L'élection de Michaëlle Jean à la tête de l'Organisation internationale de la Francophonie (OIF) a été fêtée comme une victoire à Québec et à Ottawa, où l'on avait fait campagne tambour battant en sa faveur. Mais c'est une victoire en quelque sorte empoisonnée, qui risque de nuire à la francophonie.
Mme Jean est certes une femme cultivée, polyglotte et charmante, qui s'exprime avec aisance. À première vue, on se dit que sa nomination, de même que le fait qu'elle soit la première femme à diriger l'OIF, pourrait apporter le «buzz» qui a toujours manqué à cette organisation terne, hypermasculine et bureaucratique. Mais la première impression favorable ne résiste pas à l'analyse.
Le premier effet négatif de la victoire de la candidate canadienne sera de priver l'OIF de l'apport inestimable de Clément Duhaime, qui en a été l'administrateur depuis 2005, après s'être consacré pendant 25 ans à la construction et au renforcement de la francophonie.
Son mandat venait d'être renouvelé par le secrétairegénéralsortant Abdou Diouf et devait se terminer en 2018. Mais M. Duhaime devra céder la place à un Africain, puisqu'il serait impensable que les numéros un et deux de l'OIF proviennent du même pays - qui plus est, de l'hémisphère nord, alors que l'Afrique est la force montante au sein de la francophonie.
Ce sera en quelque sorte la pire des combinaisons: en remplacement de M. Diouf, ancien premier ministre du Sénégal et figure de proue prestigieuse, une non-Africaine dépourvue d'expérience politique... et, en remplacement de M. Duhaime, un gestionnaire africain venu d'un continent qui souffre - ce n'est pas un secret - de multiples carences au niveau de la gouvernance.
Le choix de l'administrateur de l'OIF relève en principe de Mme Jean, mais on peut prévoir qu'en pratique, il fera l'objet de moult tractations entre les gouvernements africains. Il reste à voir si le futur titulaire aura la compétence de M. Duhaime. Avant le Sommet de Dakar, M. Diouf avait publiquement souhaité que M. Duhaime conserve son poste... ce qui équivalait à une prise de position contre la candidature de Mme Jean.

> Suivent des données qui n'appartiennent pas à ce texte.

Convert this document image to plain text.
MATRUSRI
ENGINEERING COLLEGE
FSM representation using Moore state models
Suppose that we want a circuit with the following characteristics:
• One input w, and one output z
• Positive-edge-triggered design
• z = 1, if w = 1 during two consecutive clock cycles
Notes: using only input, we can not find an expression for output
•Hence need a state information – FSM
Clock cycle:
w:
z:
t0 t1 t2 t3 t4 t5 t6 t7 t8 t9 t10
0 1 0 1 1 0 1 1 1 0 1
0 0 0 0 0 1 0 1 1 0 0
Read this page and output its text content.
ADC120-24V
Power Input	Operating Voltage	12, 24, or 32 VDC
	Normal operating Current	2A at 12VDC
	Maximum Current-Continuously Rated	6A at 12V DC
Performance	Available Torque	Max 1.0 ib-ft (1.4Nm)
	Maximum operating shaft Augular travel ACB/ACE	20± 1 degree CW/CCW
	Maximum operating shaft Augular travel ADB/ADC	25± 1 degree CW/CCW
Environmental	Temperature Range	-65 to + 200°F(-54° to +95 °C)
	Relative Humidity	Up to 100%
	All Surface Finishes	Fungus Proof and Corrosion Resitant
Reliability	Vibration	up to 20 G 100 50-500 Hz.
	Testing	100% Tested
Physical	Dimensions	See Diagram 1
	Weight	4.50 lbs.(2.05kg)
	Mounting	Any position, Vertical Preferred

Ce scénario aurait été conforme à une tradition ancrée depuis 1997, qui stipule que le plus haut poste de l'OIF doit aller à un Africain tandis que l'administration doit aller à un pays du nord. Mais aucun des candidats africains n'ayant réussi à s'imposer, le président Hollande a forcé un consensus, et la couronne est allée par défaut à Mme Jean, malgré son manque total d'expérience gouvernementale ou diplomatique.
Les gouverneursgénéraux - un poste purement honorifique - ne gèrent rien du tout sauf le personnel de Rideau Hall. Pour les très rares décisions qu'ils doivent prendre, ils sont encadrés par une armada de spécialistes du droit constitutionnel. Et même s'il faut de l'entregent et une certaine finesse diplomatique pour la fonction, ce ne sont pas des diplomates de carrière.
Le premier ministre Harper, qui a laissé échapper le siège nonpermanent du conseil de sécurité de l'ONU et n'a guère de prestige sur la scène mondiale, a donc obtenu un prix de consolation, et nos gouvernements ont eu la satisfaction chauvine de voir un poste d'envergure internationale échoir à une Canado-Québécoise.
Ils n'ont pas lésiné sur les moyens pour obtenir cette petite victoire, ni d'ailleurs sur les arguments spécieux pour promouvoir la candidature de Mme Jean. La ministre des Relations internationales, Christine Saint-Pierre, est même allée jusqu'à dire que Mme Jean peut comprendre les enjeux africains parce que «ses ancêtres venaient d'Afrique» ! À ce compte-là, la plupart des Canadiens-français pourraient se piquer d'être des experts sur la Normandie puisque c'est de là que sont venus leurs aïeux!